Addresses Challenges

From quick wins to long-term transformation

Quick Wins (0-3 months)
  • Conduct a high-level LCOE comparison for new build options and identify top 5% highest marginal cost assets for potential retirement.
  • Implement basic energy market analytics to track marginal clearing prices and identify dispatch patterns of your own assets versus competitors.
  • Review existing power purchase agreements (PPAs) for high-cost or inflexible resources.
Medium Term (3-12 months)
  • Develop a detailed, forward-looking cost curve model incorporating fuel price forecasts, carbon costs, and technology cost declines for all assets.
  • Initiate pilot projects for energy storage or demand response to understand their operational costs and grid benefits.
  • Engage in regulatory forums to advocate for market changes that better reflect system costs and value proposition of new technologies.

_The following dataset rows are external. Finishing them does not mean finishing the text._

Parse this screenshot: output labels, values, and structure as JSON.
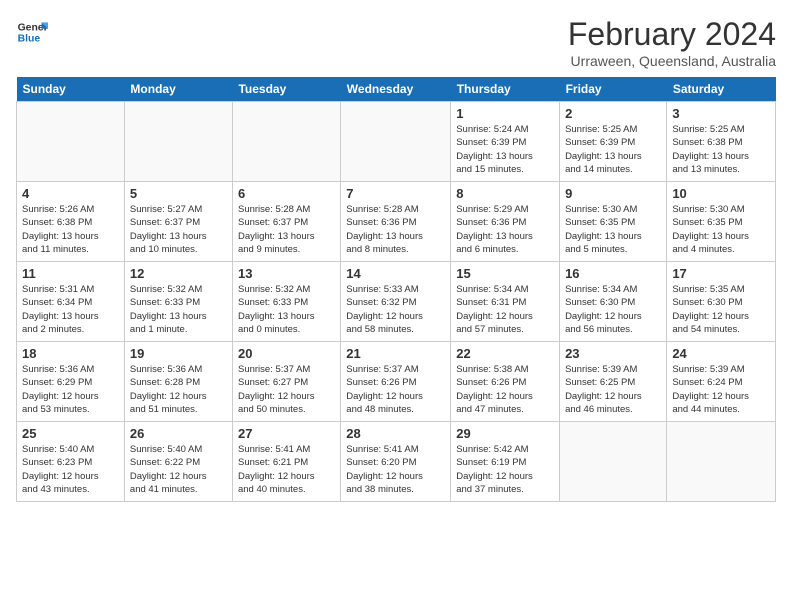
{
  "header": {
    "logo_general": "General",
    "logo_blue": "Blue",
    "month": "February 2024",
    "location": "Urraween, Queensland, Australia"
  },
  "days_of_week": [
    "Sunday",
    "Monday",
    "Tuesday",
    "Wednesday",
    "Thursday",
    "Friday",
    "Saturday"
  ],
  "weeks": [
    [
      {
        "num": "",
        "detail": ""
      },
      {
        "num": "",
        "detail": ""
      },
      {
        "num": "",
        "detail": ""
      },
      {
        "num": "",
        "detail": ""
      },
      {
        "num": "1",
        "detail": "Sunrise: 5:24 AM\nSunset: 6:39 PM\nDaylight: 13 hours\nand 15 minutes."
      },
      {
        "num": "2",
        "detail": "Sunrise: 5:25 AM\nSunset: 6:39 PM\nDaylight: 13 hours\nand 14 minutes."
      },
      {
        "num": "3",
        "detail": "Sunrise: 5:25 AM\nSunset: 6:38 PM\nDaylight: 13 hours\nand 13 minutes."
      }
    ],
    [
      {
        "num": "4",
        "detail": "Sunrise: 5:26 AM\nSunset: 6:38 PM\nDaylight: 13 hours\nand 11 minutes."
      },
      {
        "num": "5",
        "detail": "Sunrise: 5:27 AM\nSunset: 6:37 PM\nDaylight: 13 hours\nand 10 minutes."
      },
      {
        "num": "6",
        "detail": "Sunrise: 5:28 AM\nSunset: 6:37 PM\nDaylight: 13 hours\nand 9 minutes."
      },
      {
        "num": "7",
        "detail": "Sunrise: 5:28 AM\nSunset: 6:36 PM\nDaylight: 13 hours\nand 8 minutes."
      },
      {
        "num": "8",
        "detail": "Sunrise: 5:29 AM\nSunset: 6:36 PM\nDaylight: 13 hours\nand 6 minutes."
      },
      {
        "num": "9",
        "detail": "Sunrise: 5:30 AM\nSunset: 6:35 PM\nDaylight: 13 hours\nand 5 minutes."
      },
      {
        "num": "10",
        "detail": "Sunrise: 5:30 AM\nSunset: 6:35 PM\nDaylight: 13 hours\nand 4 minutes."
      }
    ],
    [
      {
        "num": "11",
        "detail": "Sunrise: 5:31 AM\nSunset: 6:34 PM\nDaylight: 13 hours\nand 2 minutes."
      },
      {
        "num": "12",
        "detail": "Sunrise: 5:32 AM\nSunset: 6:33 PM\nDaylight: 13 hours\nand 1 minute."
      },
      {
        "num": "13",
        "detail": "Sunrise: 5:32 AM\nSunset: 6:33 PM\nDaylight: 13 hours\nand 0 minutes."
      },
      {
        "num": "14",
        "detail": "Sunrise: 5:33 AM\nSunset: 6:32 PM\nDaylight: 12 hours\nand 58 minutes."
      },
      {
        "num": "15",
        "detail": "Sunrise: 5:34 AM\nSunset: 6:31 PM\nDaylight: 12 hours\nand 57 minutes."
      },
      {
        "num": "16",
        "detail": "Sunrise: 5:34 AM\nSunset: 6:30 PM\nDaylight: 12 hours\nand 56 minutes."
      },
      {
        "num": "17",
        "detail": "Sunrise: 5:35 AM\nSunset: 6:30 PM\nDaylight: 12 hours\nand 54 minutes."
      }
    ],
    [
      {
        "num": "18",
        "detail": "Sunrise: 5:36 AM\nSunset: 6:29 PM\nDaylight: 12 hours\nand 53 minutes."
      },
      {
        "num": "19",
        "detail": "Sunrise: 5:36 AM\nSunset: 6:28 PM\nDaylight: 12 hours\nand 51 minutes."
      },
      {
        "num": "20",
        "detail": "Sunrise: 5:37 AM\nSunset: 6:27 PM\nDaylight: 12 hours\nand 50 minutes."
      },
      {
        "num": "21",
        "detail": "Sunrise: 5:37 AM\nSunset: 6:26 PM\nDaylight: 12 hours\nand 48 minutes."
      },
      {
        "num": "22",
        "detail": "Sunrise: 5:38 AM\nSunset: 6:26 PM\nDaylight: 12 hours\nand 47 minutes."
      },
      {
        "num": "23",
        "detail": "Sunrise: 5:39 AM\nSunset: 6:25 PM\nDaylight: 12 hours\nand 46 minutes."
      },
      {
        "num": "24",
        "detail": "Sunrise: 5:39 AM\nSunset: 6:24 PM\nDaylight: 12 hours\nand 44 minutes."
      }
    ],
    [
      {
        "num": "25",
        "detail": "Sunrise: 5:40 AM\nSunset: 6:23 PM\nDaylight: 12 hours\nand 43 minutes."
      },
      {
        "num": "26",
        "detail": "Sunrise: 5:40 AM\nSunset: 6:22 PM\nDaylight: 12 hours\nand 41 minutes."
      },
      {
        "num": "27",
        "detail": "Sunrise: 5:41 AM\nSunset: 6:21 PM\nDaylight: 12 hours\nand 40 minutes."
      },
      {
        "num": "28",
        "detail": "Sunrise: 5:41 AM\nSunset: 6:20 PM\nDaylight: 12 hours\nand 38 minutes."
      },
      {
        "num": "29",
        "detail": "Sunrise: 5:42 AM\nSunset: 6:19 PM\nDaylight: 12 hours\nand 37 minutes."
      },
      {
        "num": "",
        "detail": ""
      },
      {
        "num": "",
        "detail": ""
      }
    ]
  ]
}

  • Strengthen procurement strategies for key equipment, diversifying suppliers and negotiating long-term contracts to hedge against 'supply chain vulnerabilities' (ER02).
Long Term (1-3 years)
  • Execute a comprehensive asset transition plan, including planned retirements and significant investments in next-generation technologies and grid modernization.
  • Develop advanced analytics capabilities (AI/ML) for predictive maintenance and optimal dispatch decisions across a diversified portfolio.

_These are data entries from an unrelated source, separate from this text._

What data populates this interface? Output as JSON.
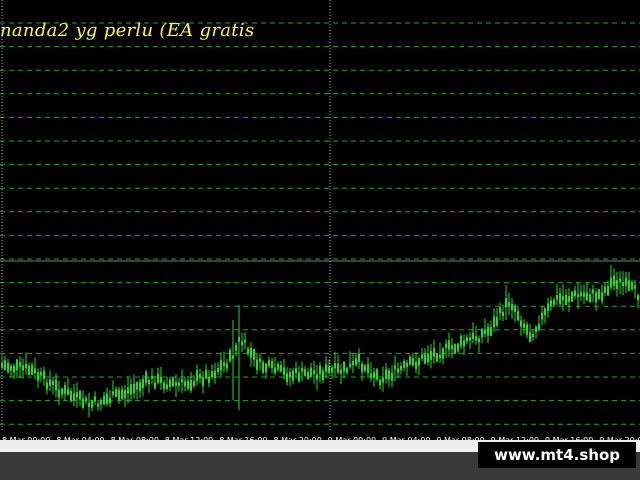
{
  "overlay_text": "nanda2 yg perlu (EA gratis",
  "watermark": "www.mt4.shop",
  "colors": {
    "background": "#000000",
    "candle": "#22dd22",
    "grid": "#1fa51f",
    "separator": "#777777",
    "text": "#ffff33"
  },
  "chart_data": {
    "type": "candlestick",
    "x_tick_labels": [
      "8 Mar 00:00",
      "8 Mar 04:00",
      "8 Mar 08:00",
      "8 Mar 12:00",
      "8 Mar 16:00",
      "8 Mar 20:00",
      "9 Mar 00:00",
      "9 Mar 04:00",
      "9 Mar 08:00",
      "9 Mar 12:00",
      "9 Mar 16:00",
      "9 Mar 20:00"
    ],
    "grid": true
  }
}
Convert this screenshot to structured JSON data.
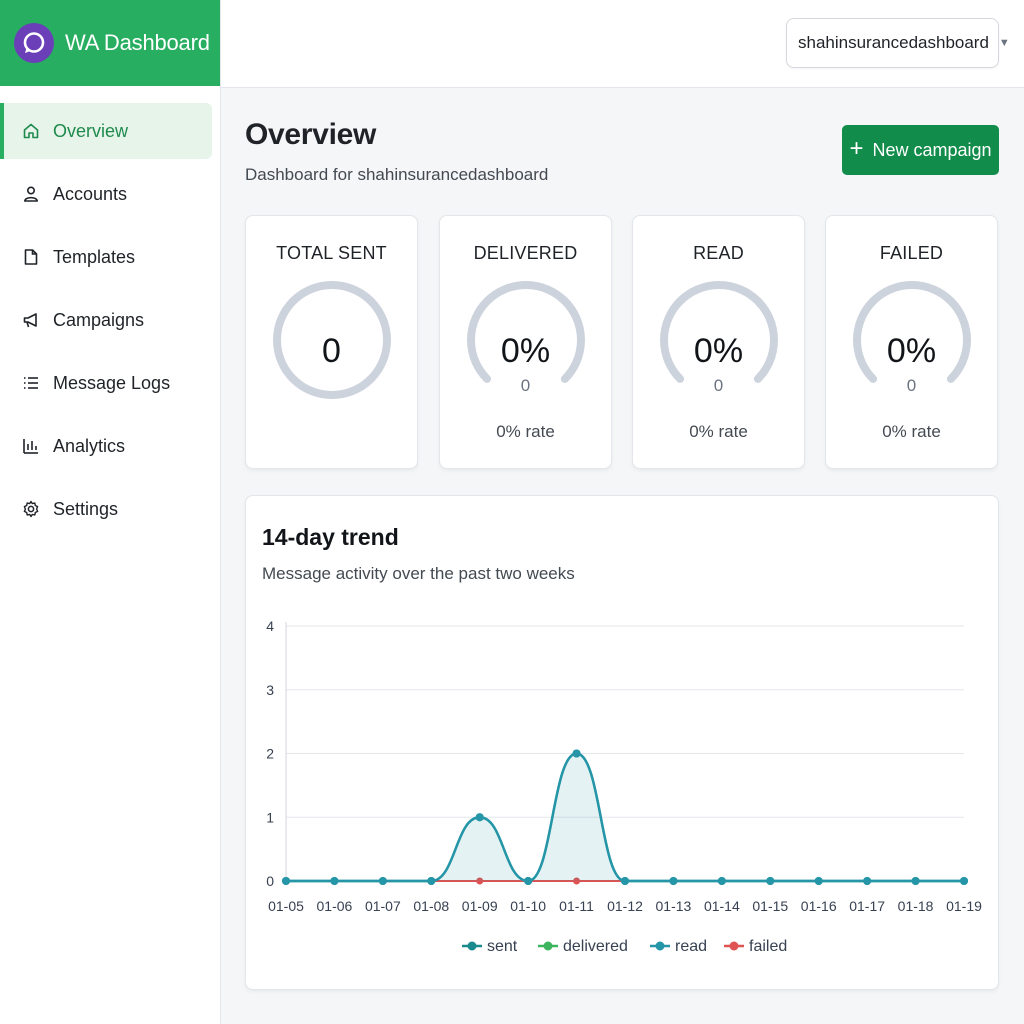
{
  "brand": {
    "title": "WA Dashboard"
  },
  "sidebar": {
    "items": [
      {
        "label": "Overview",
        "icon": "home-icon",
        "active": true
      },
      {
        "label": "Accounts",
        "icon": "user-icon",
        "active": false
      },
      {
        "label": "Templates",
        "icon": "document-icon",
        "active": false
      },
      {
        "label": "Campaigns",
        "icon": "megaphone-icon",
        "active": false
      },
      {
        "label": "Message Logs",
        "icon": "list-icon",
        "active": false
      },
      {
        "label": "Analytics",
        "icon": "bar-chart-icon",
        "active": false
      },
      {
        "label": "Settings",
        "icon": "gear-icon",
        "active": false
      }
    ]
  },
  "topbar": {
    "account": "shahinsurancedashboard"
  },
  "header": {
    "title": "Overview",
    "subtitle": "Dashboard for shahinsurancedashboard",
    "new_campaign_label": "New campaign"
  },
  "stats": [
    {
      "label": "TOTAL SENT",
      "value": "0",
      "count": "",
      "rate": "",
      "percent": 0
    },
    {
      "label": "DELIVERED",
      "value": "0%",
      "count": "0",
      "rate": "0% rate",
      "percent": 0
    },
    {
      "label": "READ",
      "value": "0%",
      "count": "0",
      "rate": "0% rate",
      "percent": 0
    },
    {
      "label": "FAILED",
      "value": "0%",
      "count": "0",
      "rate": "0% rate",
      "percent": 0
    }
  ],
  "trend": {
    "title": "14-day trend",
    "subtitle": "Message activity over the past two weeks"
  },
  "colors": {
    "brand": "#27ae60",
    "primary_button": "#128c4a",
    "gauge_track": "#cdd3dd",
    "sent": "#1b8a8f",
    "delivered": "#3cb55e",
    "read": "#2596a8",
    "failed": "#e05353"
  },
  "chart_data": {
    "type": "line",
    "x": [
      "01-05",
      "01-06",
      "01-07",
      "01-08",
      "01-09",
      "01-10",
      "01-11",
      "01-12",
      "01-13",
      "01-14",
      "01-15",
      "01-16",
      "01-17",
      "01-18",
      "01-19"
    ],
    "series": [
      {
        "name": "sent",
        "values": [
          0,
          0,
          0,
          0,
          1,
          0,
          2,
          0,
          0,
          0,
          0,
          0,
          0,
          0,
          0
        ]
      },
      {
        "name": "delivered",
        "values": [
          0,
          0,
          0,
          0,
          0,
          0,
          0,
          0,
          0,
          0,
          0,
          0,
          0,
          0,
          0
        ]
      },
      {
        "name": "read",
        "values": [
          0,
          0,
          0,
          0,
          1,
          0,
          2,
          0,
          0,
          0,
          0,
          0,
          0,
          0,
          0
        ]
      },
      {
        "name": "failed",
        "values": [
          0,
          0,
          0,
          0,
          0,
          0,
          0,
          0,
          0,
          0,
          0,
          0,
          0,
          0,
          0
        ]
      }
    ],
    "ylim": [
      0,
      4
    ],
    "yticks": [
      0,
      1,
      2,
      3,
      4
    ],
    "grid": true,
    "legend": "bottom"
  }
}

  • Lead industry collaborations on new market designs that integrate distributed energy resources and reward grid flexibility.

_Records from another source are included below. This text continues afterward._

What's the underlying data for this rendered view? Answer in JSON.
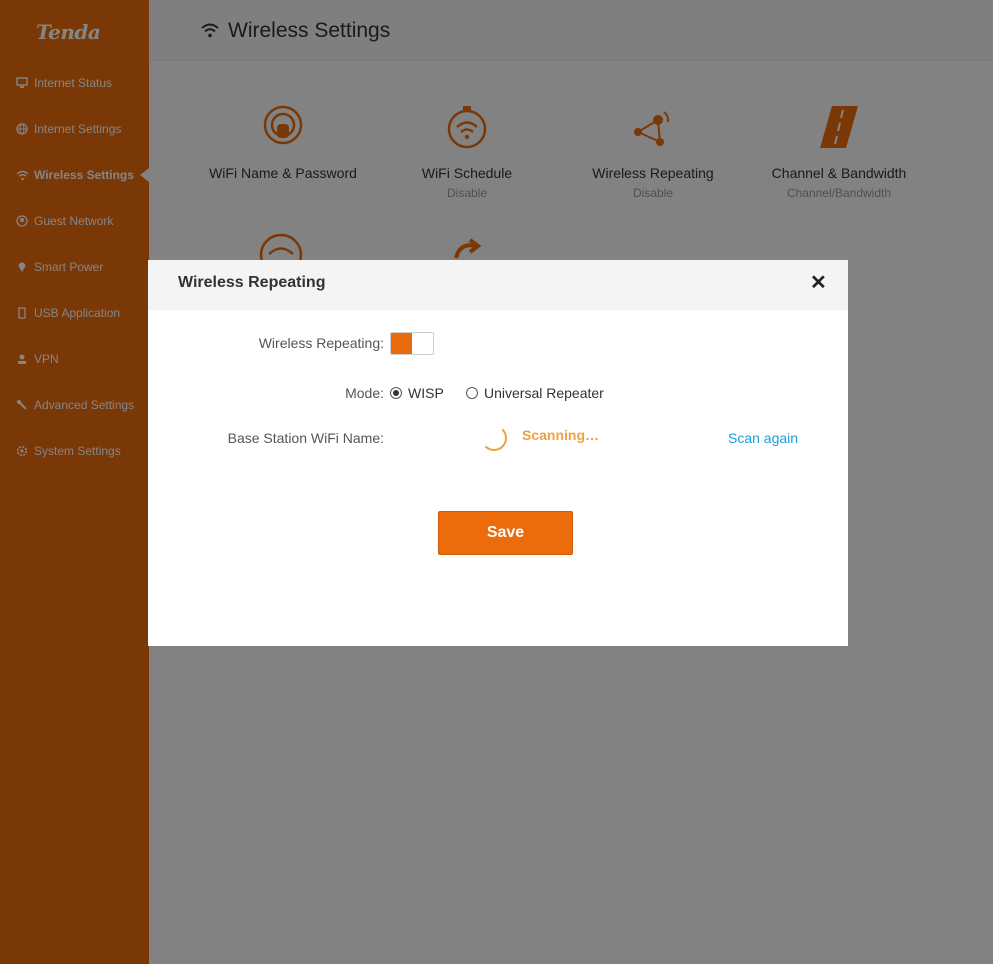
{
  "brand": {
    "logo_text": "Tenda",
    "accent_color": "#e96b0c"
  },
  "sidebar": {
    "items": [
      {
        "label": "Internet Status",
        "icon": "monitor-icon",
        "active": false
      },
      {
        "label": "Internet Settings",
        "icon": "globe-icon",
        "active": false
      },
      {
        "label": "Wireless Settings",
        "icon": "wifi-icon",
        "active": true
      },
      {
        "label": "Guest Network",
        "icon": "guest-icon",
        "active": false
      },
      {
        "label": "Smart Power",
        "icon": "pin-icon",
        "active": false
      },
      {
        "label": "USB Application",
        "icon": "usb-icon",
        "active": false
      },
      {
        "label": "VPN",
        "icon": "vpn-icon",
        "active": false
      },
      {
        "label": "Advanced Settings",
        "icon": "wrench-icon",
        "active": false
      },
      {
        "label": "System Settings",
        "icon": "gear-icon",
        "active": false
      }
    ]
  },
  "header": {
    "title": "Wireless Settings",
    "icon": "wifi-icon"
  },
  "tiles": [
    {
      "label": "WiFi Name & Password",
      "sub": "",
      "icon": "wifi-lock-icon"
    },
    {
      "label": "WiFi Schedule",
      "sub": "Disable",
      "icon": "wifi-timer-icon"
    },
    {
      "label": "Wireless Repeating",
      "sub": "Disable",
      "icon": "repeater-icon"
    },
    {
      "label": "Channel & Bandwidth",
      "sub": "Channel/Bandwidth",
      "icon": "road-icon"
    }
  ],
  "modal": {
    "title": "Wireless Repeating",
    "close_glyph": "✕",
    "repeating_label": "Wireless Repeating:",
    "repeating_enabled": true,
    "mode_label": "Mode:",
    "mode_options": [
      "WISP",
      "Universal Repeater"
    ],
    "mode_selected": "WISP",
    "base_station_label": "Base Station WiFi Name:",
    "scanning_text": "Scanning…",
    "scan_again": "Scan again",
    "save_label": "Save",
    "scanning_color": "#f0a040",
    "link_color": "#1a9fd8"
  }
}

  • Establish internal R&D or partnerships to drive down costs of emerging technologies relevant to your specific market.
Common Pitfalls
  • Ignoring non-energy costs: Failing to account for grid integration, reliability, and ancillary services in overall system cost.
  • Static analysis: Not updating cost curves dynamically with rapid technological advancements and policy changes.
  • Underestimating regulatory impact: Overlooking how policy mandates (e.g., carbon pricing) fundamentally alter competitive costs.
  • Focusing solely on own assets: Not considering the broader market cost curve set by competitors and diverse technologies.
  • Data scarcity/inaccuracy: Relying on generic LCOE data instead of actual project-specific costs and local market conditions.

Measuring strategic progress

Metric Description Target Benchmark
Levelized Cost of Energy (LCOE) Average total cost of building and operating an electricity-generating asset over its lifetime, divided by total energy output. Target LCOE for new projects below regional market average; year-over-year reduction in portfolio LCOE.
Marginal Cost of Generation (SRMC) Cost to produce one additional unit of electricity for each generation asset. Achieve dispatch priority for X% of portfolio; minimize out-of-merit order dispatch.
Capacity Factor Ratio of actual energy output over a period to the maximum possible output over that period. Maintain high capacity factors for baseload and mid-merit plants; optimize for intermittency of renewables.
Carbon Intensity per MWh Emissions of CO2 equivalent per megawatt-hour of electricity generated. Year-over-year reduction in carbon intensity aligned with decarbonization targets.
Grid Flexibility Index A composite index measuring the portfolio's ability to ramp up/down, provide ancillary services, and respond to grid needs. Improve index score by X% annually, aligning with increasing renewable penetration targets.